Na al deze bezienswaardigheden ging de reis naar Caen voor overnachting. De volgende dag gingen we naar het grote museum daar. Van daaruit vervolgden wij onze tocht weer in de voetsporen van de Brigade, te beginnen bij Petiville en via Dozulé, Pont l'Eveque naar Pont Audemer. Na de lunch werden foto's gemaakt bij de plaquette bij het gemeentehuis en kon de stad worden bezichtigd. We overnachtten in Rouen. De volgende dag gingen we naar Amiens. Hier werd de stad en de kathedraal bezichtigd. Daarna werd de Brigadetocht vervolgd: via Doullens, Arras naar Douai voor de lunch en dan via Tournai, St. Pieters Leeuw naar Brussel.

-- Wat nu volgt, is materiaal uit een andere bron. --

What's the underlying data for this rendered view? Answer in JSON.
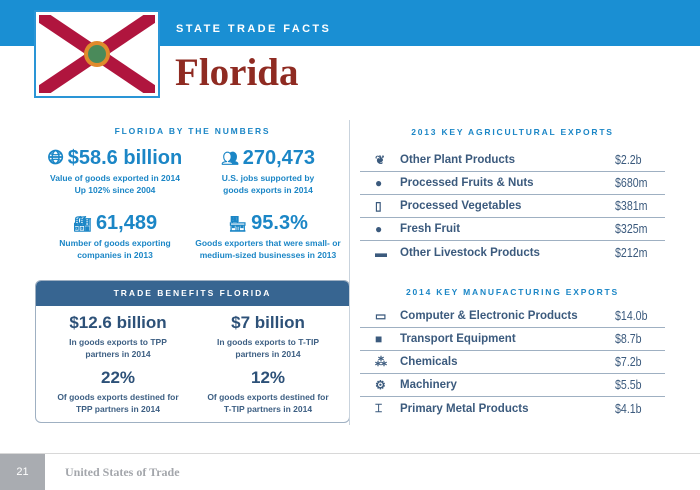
{
  "header": {
    "kicker": "STATE TRADE FACTS",
    "title": "Florida"
  },
  "numbers": {
    "heading": "FLORIDA BY THE NUMBERS",
    "stats": [
      {
        "icon": "globe-icon",
        "value": "$58.6 billion",
        "line1": "Value of goods exported in 2014",
        "line2": "Up 102% since 2004"
      },
      {
        "icon": "workers-icon",
        "value": "270,473",
        "line1": "U.S. jobs supported by",
        "line2": "goods exports in 2014"
      },
      {
        "icon": "factory-icon",
        "value": "61,489",
        "line1": "Number of goods exporting",
        "line2": "companies in 2013"
      },
      {
        "icon": "storefront-icon",
        "value": "95.3%",
        "line1": "Goods exporters that were small- or",
        "line2": "medium-sized businesses in 2013"
      }
    ]
  },
  "benefits": {
    "heading": "TRADE BENEFITS FLORIDA",
    "stats": [
      {
        "value": "$12.6 billion",
        "line1": "In goods exports to TPP",
        "line2": "partners in 2014"
      },
      {
        "value": "$7 billion",
        "line1": "In goods exports to T-TIP",
        "line2": "partners in 2014"
      },
      {
        "value": "22%",
        "line1": "Of goods exports destined for",
        "line2": "TPP partners in 2014"
      },
      {
        "value": "12%",
        "line1": "Of goods exports destined for",
        "line2": "T-TIP partners in 2014"
      }
    ]
  },
  "agri": {
    "heading": "2013 KEY AGRICULTURAL EXPORTS",
    "items": [
      {
        "icon": "plant-icon",
        "label": "Other Plant Products",
        "value": "$2.2b"
      },
      {
        "icon": "acorn-icon",
        "label": "Processed Fruits & Nuts",
        "value": "$680m"
      },
      {
        "icon": "jar-icon",
        "label": "Processed Vegetables",
        "value": "$381m"
      },
      {
        "icon": "fruit-icon",
        "label": "Fresh Fruit",
        "value": "$325m"
      },
      {
        "icon": "cow-icon",
        "label": "Other Livestock Products",
        "value": "$212m"
      }
    ]
  },
  "manu": {
    "heading": "2014 KEY MANUFACTURING EXPORTS",
    "items": [
      {
        "icon": "computer-icon",
        "label": "Computer & Electronic Products",
        "value": "$14.0b"
      },
      {
        "icon": "truck-icon",
        "label": "Transport Equipment",
        "value": "$8.7b"
      },
      {
        "icon": "molecule-icon",
        "label": "Chemicals",
        "value": "$7.2b"
      },
      {
        "icon": "gears-icon",
        "label": "Machinery",
        "value": "$5.5b"
      },
      {
        "icon": "metal-beam-icon",
        "label": "Primary Metal Products",
        "value": "$4.1b"
      }
    ]
  },
  "footer": {
    "page": "21",
    "brand": "United States of Trade"
  },
  "colors": {
    "header_blue": "#1a8fd3",
    "title_red": "#8f2b22",
    "navy": "#376591"
  }
}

De andere dag kwamen we via Leuven bij het plaatsje St. Joris- Winge. Hier werden we met de Brigade beschoten door enkele Duitse tanks. Unit 111 kreeg hier de meeste klappen: 3 doden en vele gewonden. Op zo'n plek stop je natuurlijk even met de bus. Dan: via Diest naar Beringen. Daar hebben we onze gasten uitvoerig verteld over de hevige gevechten van de Brigade bij de brug en omgeving. Natuurlijk werden foto's gemaakt bij de plaquette van de Brigade aldaar.


Jac Gelissen met zijn tweede groep, hier op 8 augustus 1994 vertrok in Beringen

In Leopoldsburg kregen we een mooie uitleg over het kamp in Beverlo en het museum Piron. In het kamp van Beverlo zijn nog reservisten van onze Brigade opgeleid. De barakken staan er nog, ook nog die waarin Duitse krijgsgevangenen hebben gezeten. Vanuit Hasselt, waar overnacht werd, zetten we onze tocht voort naar de Nederlandse grens. Wij hebben onze gasten uitgebreid verteld hoe het was om na vier en een half jaar weer Nederland binnen te trekken.
Natuurlijk werd de oude weg gevolgd en dus via Valkenswaard, Eindhoven naar Veghel. Daar werd een bezoek aan het museum gebracht. Na de lunch reden we naar de kazerne in Oirschot. Tijdens de reis hebben we onze gasten nog verteld over de strijd van de Prinses Irene Brigade in Brabant, op de Zeeuwse eilanden en tenslotte de gevechten bij Hedel. In Oirschot hebben we het museum van de Brigade bezocht. Dit werd tevens het einde van onze 10-daagse D-Day-reis.